If I had attended Animate during that time in my life, I believe that I would have left camp comforted by the worship I experienced there – worship that, while different than what my friends back home might have preferred, deeply resonated with me and the unique way that God created my personality. I am sad that I didn’t get to experience Animate as a camper during high school, but my experience this year as a student staff more than made up for it. God’ beauty was evident to me everywhere, and I was moved to tears more than once.

To me, the importance of the creative and ecumenical worship that Animate inspires is that it reflects the beauty of God in so many different dimensions. I found myself spiritually moved in every worship service, and I have come away with a deeper understanding of how diverse worship practices can come together to create a fuller picture of the glory of the Lord.
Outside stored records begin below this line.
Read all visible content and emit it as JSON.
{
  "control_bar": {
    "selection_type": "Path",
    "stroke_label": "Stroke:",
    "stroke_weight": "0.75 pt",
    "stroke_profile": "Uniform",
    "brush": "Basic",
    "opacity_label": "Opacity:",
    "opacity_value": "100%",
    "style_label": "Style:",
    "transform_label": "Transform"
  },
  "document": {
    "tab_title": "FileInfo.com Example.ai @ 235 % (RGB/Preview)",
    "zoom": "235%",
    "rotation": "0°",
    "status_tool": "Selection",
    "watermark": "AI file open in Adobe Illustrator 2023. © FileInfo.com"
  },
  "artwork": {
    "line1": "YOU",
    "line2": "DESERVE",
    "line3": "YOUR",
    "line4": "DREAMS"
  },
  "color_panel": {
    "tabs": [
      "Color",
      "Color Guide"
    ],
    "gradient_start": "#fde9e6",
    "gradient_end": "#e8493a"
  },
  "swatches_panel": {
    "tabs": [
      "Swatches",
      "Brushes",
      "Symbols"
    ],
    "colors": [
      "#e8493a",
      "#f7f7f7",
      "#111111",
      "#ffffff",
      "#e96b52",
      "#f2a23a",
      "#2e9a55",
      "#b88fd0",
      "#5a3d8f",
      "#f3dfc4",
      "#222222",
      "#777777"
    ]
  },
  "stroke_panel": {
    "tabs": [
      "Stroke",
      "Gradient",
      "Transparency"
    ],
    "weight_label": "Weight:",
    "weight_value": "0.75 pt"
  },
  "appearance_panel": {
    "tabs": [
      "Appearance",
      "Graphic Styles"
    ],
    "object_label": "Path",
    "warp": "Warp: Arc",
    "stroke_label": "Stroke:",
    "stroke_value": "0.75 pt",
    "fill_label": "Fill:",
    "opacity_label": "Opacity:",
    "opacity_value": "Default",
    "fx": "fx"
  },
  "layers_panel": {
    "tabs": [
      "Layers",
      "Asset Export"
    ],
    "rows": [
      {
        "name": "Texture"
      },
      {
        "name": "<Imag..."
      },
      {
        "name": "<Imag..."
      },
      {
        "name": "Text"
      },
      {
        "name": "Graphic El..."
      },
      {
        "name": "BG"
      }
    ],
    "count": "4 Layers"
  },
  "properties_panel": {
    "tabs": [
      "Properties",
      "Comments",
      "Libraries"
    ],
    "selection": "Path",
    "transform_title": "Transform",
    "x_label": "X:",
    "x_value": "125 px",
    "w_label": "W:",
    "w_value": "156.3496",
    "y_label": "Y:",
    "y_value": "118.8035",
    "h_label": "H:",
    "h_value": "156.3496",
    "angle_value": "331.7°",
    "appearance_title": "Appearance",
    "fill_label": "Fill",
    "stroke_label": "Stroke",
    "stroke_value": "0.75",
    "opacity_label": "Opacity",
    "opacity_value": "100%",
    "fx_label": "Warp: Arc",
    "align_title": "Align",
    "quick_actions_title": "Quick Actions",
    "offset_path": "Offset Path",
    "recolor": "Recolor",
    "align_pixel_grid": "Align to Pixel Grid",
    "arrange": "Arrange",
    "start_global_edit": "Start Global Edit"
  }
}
Our God is so much greater than we could ever understand, and if we look at His Creation, we can clearly see how creative He is, too! If we limit ourselves to one worship practice or expression, we risk limiting our remembrance of the vastness of God’s glory, love, and power. As Christians, we shouldn’t feel apprehensive about planning or attending worship services that blend various expressions of worship; rather, we should be grateful that we serve a God who is big enough to receive all the worship practices that stir the hearts of His people.

By teaching teenagers about worship arts of all kinds, Animate is raising up future worship leaders who will reflect the beauty of God in every unique way that they praise Him. I am honored to have been a part of Animate 2023, and I am already looking forward to seeing how God moves at camp next summer.

Libby Criswell is currently a senior at Samford University majoring in music and minoring in biblical studies. She grew up in LaGrange, Georgia, where she first discovered a passion for worship that she has pursued throughout her college experience. Libby is a Student Resident at Samford’s Center for Worship and the Arts and serves as a worship leader for Samford’s Women-Led Worship series. Libby plays cello with the Samford Orchestra, sings with the university’s A Cappella Choir, and has been a guest conductor for both ensembles. She attends Vestavia Hills Baptist Church, where she sings in the choir. Next year, Libby plans to pursue graduate study in either music education or music ministry.